Konumuza dönersek; bir anlatım tarzı olarak edebiyatın bir yandan kriterler dayattığını bir yandan da -akımların etkisi ile- bu kriterleri yıkıcı, sökücü kuramlar geliştirdiği görülür. Üstelik edebiyat bu kuramları, pratik olarak yapıtlarda görmeyi de önemser. Hal böyle olunca çağın söylem tarzını kutsal ile ilintilemenin mecburiyeti ortaya çıkar. İşte bu noktada günümüz siyer çalışmalarıyla ilgilenen araştırmacılar ile edebiyatın bir anlatım aracı olarak siyeri ya da Peygamber'e (a.s.) dair olanları nasıl bir üslup ve yöntemle çağa sunmaları gerektiği önem kazanmaktandır.

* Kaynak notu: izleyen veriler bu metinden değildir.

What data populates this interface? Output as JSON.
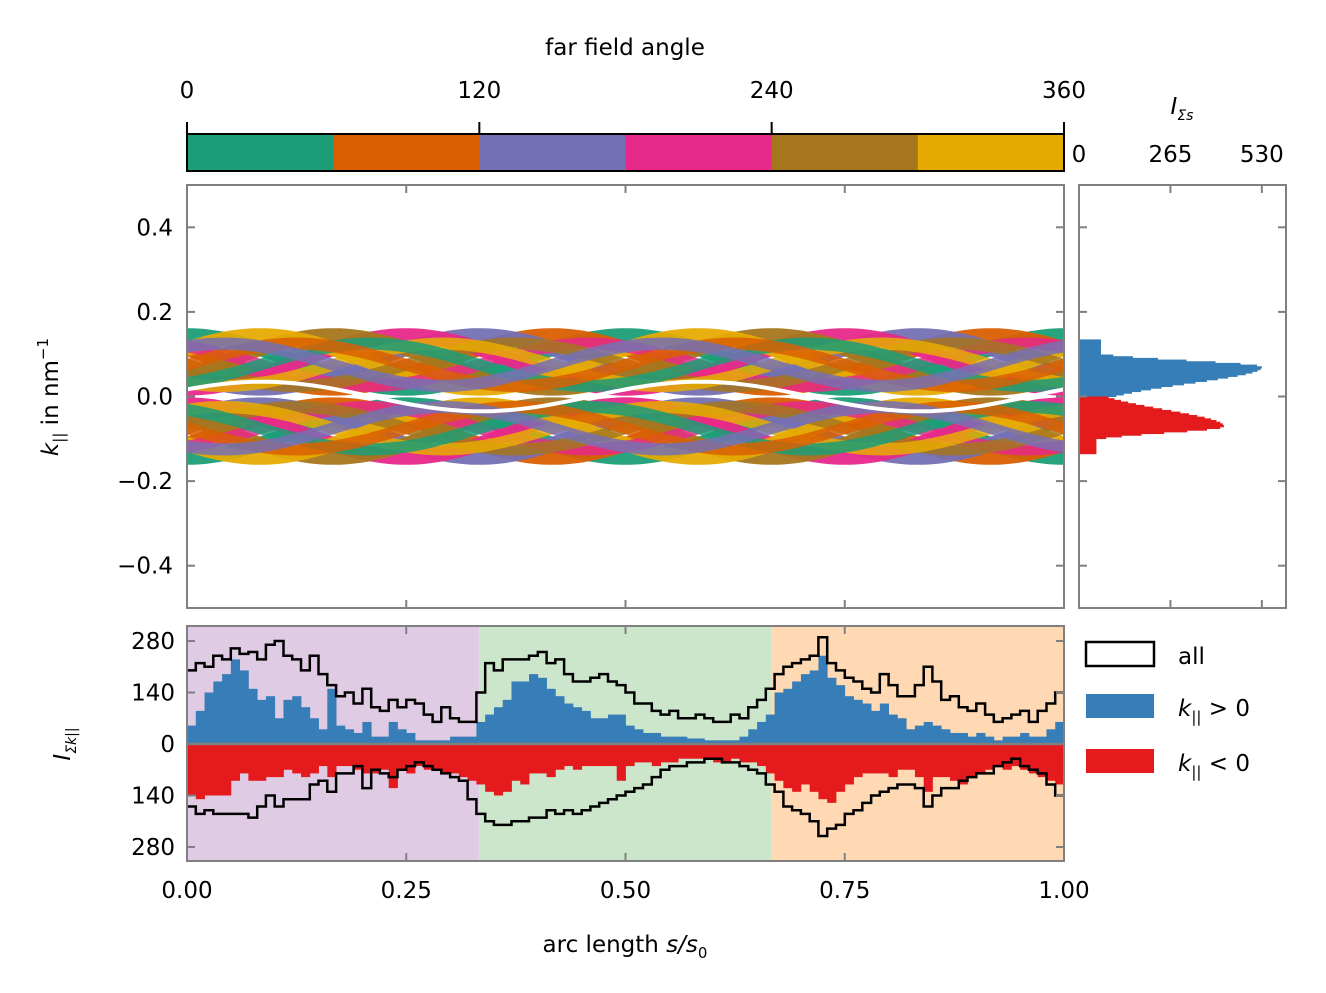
{
  "chart_data": [
    {
      "id": "colorbar",
      "type": "colorbar",
      "title": "far field angle",
      "range": [
        0,
        360
      ],
      "ticks": [
        "0",
        "120",
        "240",
        "360"
      ],
      "tick_values": [
        0,
        120,
        240,
        360
      ],
      "segments": [
        {
          "from": 0,
          "to": 60,
          "color": "#1b9e77"
        },
        {
          "from": 60,
          "to": 120,
          "color": "#d95f02"
        },
        {
          "from": 120,
          "to": 180,
          "color": "#7570b3"
        },
        {
          "from": 180,
          "to": 240,
          "color": "#e7298a"
        },
        {
          "from": 240,
          "to": 300,
          "color": "#a6761d"
        },
        {
          "from": 300,
          "to": 360,
          "color": "#e6ab02"
        }
      ]
    },
    {
      "id": "main",
      "type": "scatter",
      "ylabel_main": "k",
      "ylabel_sub": "||",
      "ylabel_rest": " in nm",
      "ylabel_sup": "−1",
      "xlim": [
        0,
        1
      ],
      "ylim": [
        -0.5,
        0.5
      ],
      "yticks": [
        "0.4",
        "0.2",
        "0.0",
        "−0.2",
        "−0.4"
      ],
      "ytick_values": [
        0.4,
        0.2,
        0.0,
        -0.2,
        -0.4
      ],
      "xtick_values": [
        0.25,
        0.5,
        0.75
      ],
      "band_amplitude": 0.13,
      "band_width": 0.018
    },
    {
      "id": "side",
      "type": "bar",
      "orientation": "horizontal",
      "xlabel_main": "I",
      "xlabel_sub": "Σs",
      "xlim": [
        0,
        600
      ],
      "xticks": [
        "0",
        "265",
        "530"
      ],
      "xtick_values": [
        0,
        265,
        530
      ],
      "ylim": [
        -0.5,
        0.5
      ],
      "series": [
        {
          "name": "k|| > 0",
          "color": "#377eb8",
          "peak_k": 0.07,
          "peak_value": 530,
          "k_range": [
            0,
            0.135
          ]
        },
        {
          "name": "k|| < 0",
          "color": "#e41a1c",
          "peak_k": -0.07,
          "peak_value": 420,
          "k_range": [
            -0.135,
            0
          ]
        }
      ]
    },
    {
      "id": "bottom",
      "type": "bar",
      "xlabel_text": "arc length ",
      "xlabel_var": "s/s",
      "xlabel_sub": "0",
      "ylabel_main": "I",
      "ylabel_sub": "Σk||",
      "xlim": [
        0,
        1
      ],
      "ylim": [
        -300,
        300
      ],
      "xticks": [
        "0.00",
        "0.25",
        "0.50",
        "0.75",
        "1.00"
      ],
      "xtick_values": [
        0,
        0.25,
        0.5,
        0.75,
        1.0
      ],
      "yticks": [
        "280",
        "140",
        "0",
        "140",
        "280"
      ],
      "ytick_values": [
        280,
        140,
        0,
        -140,
        -280
      ],
      "background_regions": [
        {
          "from": 0.0,
          "to": 0.3333,
          "color": "#e0cbe4"
        },
        {
          "from": 0.3333,
          "to": 0.6667,
          "color": "#cce6cb"
        },
        {
          "from": 0.6667,
          "to": 1.0,
          "color": "#fed9b3"
        }
      ],
      "x_bins": [
        0.005,
        0.015,
        0.025,
        0.035,
        0.045,
        0.055,
        0.065,
        0.075,
        0.085,
        0.095,
        0.105,
        0.115,
        0.125,
        0.135,
        0.145,
        0.155,
        0.165,
        0.175,
        0.185,
        0.195,
        0.205,
        0.215,
        0.225,
        0.235,
        0.245,
        0.255,
        0.265,
        0.275,
        0.285,
        0.295,
        0.305,
        0.315,
        0.325,
        0.335,
        0.345,
        0.355,
        0.365,
        0.375,
        0.385,
        0.395,
        0.405,
        0.415,
        0.425,
        0.435,
        0.445,
        0.455,
        0.465,
        0.475,
        0.485,
        0.495,
        0.505,
        0.515,
        0.525,
        0.535,
        0.545,
        0.555,
        0.565,
        0.575,
        0.585,
        0.595,
        0.605,
        0.615,
        0.625,
        0.635,
        0.645,
        0.655,
        0.665,
        0.675,
        0.685,
        0.695,
        0.705,
        0.715,
        0.725,
        0.735,
        0.745,
        0.755,
        0.765,
        0.775,
        0.785,
        0.795,
        0.805,
        0.815,
        0.825,
        0.835,
        0.845,
        0.855,
        0.865,
        0.875,
        0.885,
        0.895,
        0.905,
        0.915,
        0.925,
        0.935,
        0.945,
        0.955,
        0.965,
        0.975,
        0.985,
        0.995
      ],
      "series": [
        {
          "name": "all",
          "style": "step",
          "color": "#000000",
          "sign": 1,
          "values": [
            200,
            220,
            210,
            240,
            230,
            260,
            245,
            250,
            230,
            270,
            280,
            240,
            230,
            200,
            240,
            190,
            160,
            130,
            140,
            110,
            150,
            100,
            90,
            120,
            100,
            120,
            110,
            80,
            60,
            100,
            70,
            60,
            60,
            140,
            220,
            200,
            230,
            230,
            230,
            240,
            250,
            220,
            230,
            190,
            170,
            170,
            180,
            190,
            170,
            160,
            140,
            110,
            110,
            90,
            80,
            90,
            70,
            70,
            80,
            70,
            60,
            60,
            80,
            70,
            100,
            120,
            150,
            190,
            210,
            220,
            230,
            240,
            290,
            220,
            200,
            180,
            170,
            150,
            140,
            190,
            160,
            130,
            130,
            160,
            210,
            170,
            120,
            130,
            100,
            90,
            110,
            80,
            60,
            70,
            80,
            90,
            60,
            90,
            110,
            140
          ]
        },
        {
          "name": "k|| > 0",
          "style": "bar",
          "color": "#377eb8",
          "sign": 1,
          "values": [
            50,
            90,
            140,
            170,
            190,
            230,
            200,
            150,
            120,
            130,
            70,
            120,
            130,
            100,
            70,
            40,
            150,
            50,
            40,
            30,
            60,
            20,
            20,
            60,
            40,
            30,
            10,
            10,
            10,
            10,
            20,
            20,
            20,
            60,
            80,
            100,
            120,
            170,
            170,
            190,
            180,
            150,
            130,
            110,
            100,
            90,
            70,
            70,
            80,
            80,
            50,
            40,
            30,
            30,
            20,
            20,
            20,
            15,
            15,
            10,
            10,
            10,
            10,
            20,
            40,
            60,
            80,
            140,
            150,
            170,
            190,
            200,
            240,
            180,
            160,
            130,
            120,
            110,
            90,
            110,
            80,
            70,
            40,
            50,
            60,
            50,
            40,
            30,
            30,
            20,
            30,
            20,
            10,
            20,
            20,
            30,
            20,
            20,
            40,
            60
          ]
        },
        {
          "name": "k|| < 0",
          "style": "bar",
          "color": "#e41a1c",
          "sign": -1,
          "values": [
            140,
            150,
            140,
            140,
            140,
            100,
            80,
            100,
            100,
            90,
            90,
            70,
            80,
            90,
            80,
            60,
            90,
            60,
            60,
            70,
            80,
            80,
            70,
            120,
            70,
            80,
            60,
            70,
            70,
            80,
            80,
            90,
            100,
            110,
            130,
            140,
            130,
            100,
            110,
            80,
            80,
            90,
            70,
            60,
            70,
            60,
            60,
            60,
            60,
            100,
            60,
            50,
            50,
            60,
            50,
            50,
            40,
            40,
            40,
            40,
            50,
            50,
            40,
            50,
            50,
            60,
            80,
            100,
            120,
            130,
            110,
            130,
            150,
            160,
            130,
            110,
            90,
            80,
            80,
            80,
            90,
            70,
            70,
            90,
            130,
            90,
            90,
            100,
            110,
            90,
            80,
            70,
            60,
            70,
            60,
            70,
            80,
            90,
            100,
            110
          ]
        },
        {
          "name": "all",
          "style": "step",
          "color": "#000000",
          "sign": -1,
          "values": [
            170,
            190,
            180,
            190,
            190,
            190,
            190,
            200,
            170,
            140,
            170,
            150,
            150,
            150,
            110,
            100,
            130,
            80,
            80,
            60,
            120,
            70,
            80,
            90,
            70,
            60,
            50,
            60,
            70,
            80,
            90,
            100,
            150,
            190,
            210,
            220,
            220,
            210,
            210,
            200,
            200,
            180,
            190,
            180,
            190,
            180,
            170,
            160,
            150,
            140,
            130,
            120,
            110,
            90,
            70,
            60,
            60,
            50,
            50,
            40,
            40,
            50,
            50,
            60,
            70,
            80,
            110,
            130,
            170,
            180,
            190,
            210,
            250,
            230,
            220,
            190,
            180,
            160,
            140,
            130,
            120,
            110,
            110,
            120,
            170,
            140,
            120,
            120,
            100,
            90,
            80,
            80,
            60,
            50,
            40,
            60,
            70,
            80,
            110,
            140
          ]
        }
      ]
    }
  ],
  "legend": [
    {
      "label_text": "all",
      "kind": "outline",
      "color": "#000000"
    },
    {
      "label_main": "k",
      "label_sub": "||",
      "label_rest": " > 0",
      "kind": "fill",
      "color": "#377eb8"
    },
    {
      "label_main": "k",
      "label_sub": "||",
      "label_rest": " < 0",
      "kind": "fill",
      "color": "#e41a1c"
    }
  ]
}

Yaşadığımız çağa dair nitelendirmeler çok net. Bilgi çağı, teknoloji ve iletişim çağı, global, fiberoptik ağlarla örülü bir çağ. Bilgi paylaşımı muazzam derecede kolaylaşmış durumda. Her türlü bilgi, anında yüzbinlercesine kopya ve eklenme yöntemi ile yayılmakta ve ulaşılmakta. Denizcilikle hiç alakanız yoksa 'denizcilik' sözcüğünün on harfini yanyana getirip bilgisayara sadece 'ara!' demeniz yeterli. Olağanüstü değil mi? Bu çağın insanı için değil ama bir asır önceki insan için kesinlikle olağanüstü.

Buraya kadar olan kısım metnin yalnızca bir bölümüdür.